The rufous-tailed antbird has a disjunct distribution in southeastern Brazil, in southeastern Minas Gerais, southern Espírito Santo, northeastern São Paulo and Rio de Janeiro. It primarily inhabits bamboo stands in montane evergreen forest though it also occurs in adjoining viny plots and other dense foliage. In elevation it mostly occurs between 1150 and 2200 m though it is found as low as 800 m.

==Behavior==
===Movement===

The rufous-tailed antbird is believed to be a year-round resident throughout its range, though it may make local movements when bamboo stands die.

===Feeding===

The rufous-tailed antbird feeds mostly on a wide variety of arthropods. It typically forages individually, in pairs, and in family groups, usually within about 3 m of the ground and rarely as high as 7 m. It sometimes joins mixed-species feeding flocks that pass through its territory and rarely follows army ant swarms. It gleans prey from leaves both live and dead, vines, and stems by reaching and lunging from a perch.

===Breeding===

Nothing is known about the rufous-tailed antbird's breeding biology.

===Vocalization===

The rufous-tailed antbird's song is a "series of 6-7 notes, starting with very high 'sih', then jumping to lower nasal 'theèh' notes, the total as 'síhtjeè-tjeèh-tjeèh' ". Its calls "include flat, thin, somewhat high-pitched, short...notes in groups of 3–6 and similar groups of longer..raspy 'chirrs', closely spaced".

==Status==

The IUCN originally in 1988 assessed the rufous-tailed antbird as Near Threatened, then in 1994 as Unknown, in 2004 again as Near Threatened, and since 2013 as of Least Concern.

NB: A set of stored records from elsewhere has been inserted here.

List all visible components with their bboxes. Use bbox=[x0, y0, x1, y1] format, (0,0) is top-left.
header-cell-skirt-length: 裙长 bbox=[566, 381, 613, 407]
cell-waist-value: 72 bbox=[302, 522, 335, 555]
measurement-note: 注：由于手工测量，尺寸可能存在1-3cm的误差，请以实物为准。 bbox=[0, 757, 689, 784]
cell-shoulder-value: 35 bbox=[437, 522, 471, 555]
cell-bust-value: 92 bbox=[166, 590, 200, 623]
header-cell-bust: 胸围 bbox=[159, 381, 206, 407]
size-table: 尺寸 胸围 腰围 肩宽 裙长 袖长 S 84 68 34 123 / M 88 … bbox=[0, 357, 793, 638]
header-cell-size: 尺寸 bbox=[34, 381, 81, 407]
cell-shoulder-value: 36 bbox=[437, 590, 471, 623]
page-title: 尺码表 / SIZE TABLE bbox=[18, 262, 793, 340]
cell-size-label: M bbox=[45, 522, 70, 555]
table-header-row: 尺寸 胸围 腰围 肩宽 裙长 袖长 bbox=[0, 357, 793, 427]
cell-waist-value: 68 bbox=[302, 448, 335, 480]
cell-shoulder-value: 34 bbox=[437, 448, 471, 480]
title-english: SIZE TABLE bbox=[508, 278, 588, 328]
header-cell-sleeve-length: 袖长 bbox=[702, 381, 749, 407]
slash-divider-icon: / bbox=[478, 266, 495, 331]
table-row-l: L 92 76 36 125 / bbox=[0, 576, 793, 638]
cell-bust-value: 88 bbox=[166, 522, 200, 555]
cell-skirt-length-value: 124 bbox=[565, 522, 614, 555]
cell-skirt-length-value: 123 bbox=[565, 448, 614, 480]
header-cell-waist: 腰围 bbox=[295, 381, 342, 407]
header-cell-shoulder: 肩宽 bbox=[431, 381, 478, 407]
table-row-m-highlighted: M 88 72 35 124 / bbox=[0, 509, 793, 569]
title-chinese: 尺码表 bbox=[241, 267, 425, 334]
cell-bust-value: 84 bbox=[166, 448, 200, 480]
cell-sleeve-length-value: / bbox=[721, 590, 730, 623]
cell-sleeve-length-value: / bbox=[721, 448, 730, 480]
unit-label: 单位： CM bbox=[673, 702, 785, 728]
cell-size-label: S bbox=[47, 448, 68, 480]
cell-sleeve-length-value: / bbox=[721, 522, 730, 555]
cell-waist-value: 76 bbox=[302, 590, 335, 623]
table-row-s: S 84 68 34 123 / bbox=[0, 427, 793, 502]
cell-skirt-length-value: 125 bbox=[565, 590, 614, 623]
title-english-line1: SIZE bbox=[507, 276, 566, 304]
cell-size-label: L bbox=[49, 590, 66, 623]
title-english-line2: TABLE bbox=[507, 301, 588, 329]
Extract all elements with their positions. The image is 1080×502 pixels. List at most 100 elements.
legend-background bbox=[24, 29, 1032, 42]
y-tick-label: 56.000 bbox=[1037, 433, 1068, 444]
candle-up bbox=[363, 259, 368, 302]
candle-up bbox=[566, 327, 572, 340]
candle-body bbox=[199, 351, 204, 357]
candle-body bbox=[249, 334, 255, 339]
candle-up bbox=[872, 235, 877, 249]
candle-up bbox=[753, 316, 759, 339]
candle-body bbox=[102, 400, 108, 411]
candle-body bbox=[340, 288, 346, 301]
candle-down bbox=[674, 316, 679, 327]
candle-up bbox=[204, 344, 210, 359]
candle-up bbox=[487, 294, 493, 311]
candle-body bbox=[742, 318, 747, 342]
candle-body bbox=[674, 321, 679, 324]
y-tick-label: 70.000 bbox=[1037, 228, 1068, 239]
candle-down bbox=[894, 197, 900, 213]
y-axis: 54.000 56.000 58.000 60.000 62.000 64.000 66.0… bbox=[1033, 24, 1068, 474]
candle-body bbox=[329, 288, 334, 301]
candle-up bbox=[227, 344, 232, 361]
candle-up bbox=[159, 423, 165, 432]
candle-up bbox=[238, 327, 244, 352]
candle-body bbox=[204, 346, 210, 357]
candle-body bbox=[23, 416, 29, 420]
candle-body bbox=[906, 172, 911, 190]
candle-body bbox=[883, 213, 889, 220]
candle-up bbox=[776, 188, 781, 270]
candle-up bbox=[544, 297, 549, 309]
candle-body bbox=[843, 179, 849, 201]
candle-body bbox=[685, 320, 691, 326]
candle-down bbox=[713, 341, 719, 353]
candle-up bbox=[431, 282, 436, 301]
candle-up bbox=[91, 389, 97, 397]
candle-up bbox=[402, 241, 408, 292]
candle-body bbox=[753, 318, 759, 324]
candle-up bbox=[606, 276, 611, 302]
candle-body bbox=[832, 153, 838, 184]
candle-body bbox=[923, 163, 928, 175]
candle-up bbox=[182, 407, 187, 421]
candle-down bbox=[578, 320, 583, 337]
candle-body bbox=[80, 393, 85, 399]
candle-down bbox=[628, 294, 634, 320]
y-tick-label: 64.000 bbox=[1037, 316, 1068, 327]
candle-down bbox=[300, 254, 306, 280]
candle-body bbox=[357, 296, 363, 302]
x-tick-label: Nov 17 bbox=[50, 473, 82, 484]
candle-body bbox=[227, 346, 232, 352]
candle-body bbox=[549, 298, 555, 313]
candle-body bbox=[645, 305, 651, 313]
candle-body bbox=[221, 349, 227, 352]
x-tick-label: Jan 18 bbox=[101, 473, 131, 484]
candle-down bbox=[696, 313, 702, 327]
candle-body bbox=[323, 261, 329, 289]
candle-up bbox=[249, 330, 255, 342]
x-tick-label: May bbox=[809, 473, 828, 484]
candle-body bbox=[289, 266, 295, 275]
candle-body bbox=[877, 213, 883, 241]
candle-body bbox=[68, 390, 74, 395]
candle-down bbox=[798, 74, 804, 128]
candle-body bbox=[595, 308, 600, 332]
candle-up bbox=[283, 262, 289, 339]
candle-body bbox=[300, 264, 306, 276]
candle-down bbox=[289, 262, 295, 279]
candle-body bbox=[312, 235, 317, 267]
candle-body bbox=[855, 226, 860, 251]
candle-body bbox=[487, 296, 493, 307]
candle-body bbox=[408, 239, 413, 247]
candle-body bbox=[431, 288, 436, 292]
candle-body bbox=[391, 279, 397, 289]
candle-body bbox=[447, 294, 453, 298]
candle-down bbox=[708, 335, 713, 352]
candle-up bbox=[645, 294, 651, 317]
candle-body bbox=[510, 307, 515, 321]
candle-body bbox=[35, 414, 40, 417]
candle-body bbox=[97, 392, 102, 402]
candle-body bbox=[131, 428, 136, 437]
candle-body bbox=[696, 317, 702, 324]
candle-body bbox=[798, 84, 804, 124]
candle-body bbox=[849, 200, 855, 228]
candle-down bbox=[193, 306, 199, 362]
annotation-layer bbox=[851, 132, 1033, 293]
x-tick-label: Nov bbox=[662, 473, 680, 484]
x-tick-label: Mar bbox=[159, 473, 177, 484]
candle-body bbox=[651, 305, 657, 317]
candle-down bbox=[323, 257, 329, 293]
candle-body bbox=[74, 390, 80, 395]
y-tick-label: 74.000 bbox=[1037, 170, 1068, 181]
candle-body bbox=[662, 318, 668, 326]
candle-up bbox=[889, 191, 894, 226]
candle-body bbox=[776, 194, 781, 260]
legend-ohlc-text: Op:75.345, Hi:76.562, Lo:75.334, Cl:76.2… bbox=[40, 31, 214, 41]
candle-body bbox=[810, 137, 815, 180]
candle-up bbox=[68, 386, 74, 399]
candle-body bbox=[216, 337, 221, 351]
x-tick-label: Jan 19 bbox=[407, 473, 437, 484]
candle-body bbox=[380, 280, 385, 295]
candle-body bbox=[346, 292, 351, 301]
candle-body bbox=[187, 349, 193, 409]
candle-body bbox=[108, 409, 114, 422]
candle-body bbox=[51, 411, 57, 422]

Though its overall range is large it is found discontinuously within it. Its estimated population of between 6000 and 58,000 mature individuals is believed to be decreasing. It is threatened by conversion of its habitat to ranching and agriculture and by fire. It is considered locally common within protected areas but has a "tiny range and specialized habitat requirements".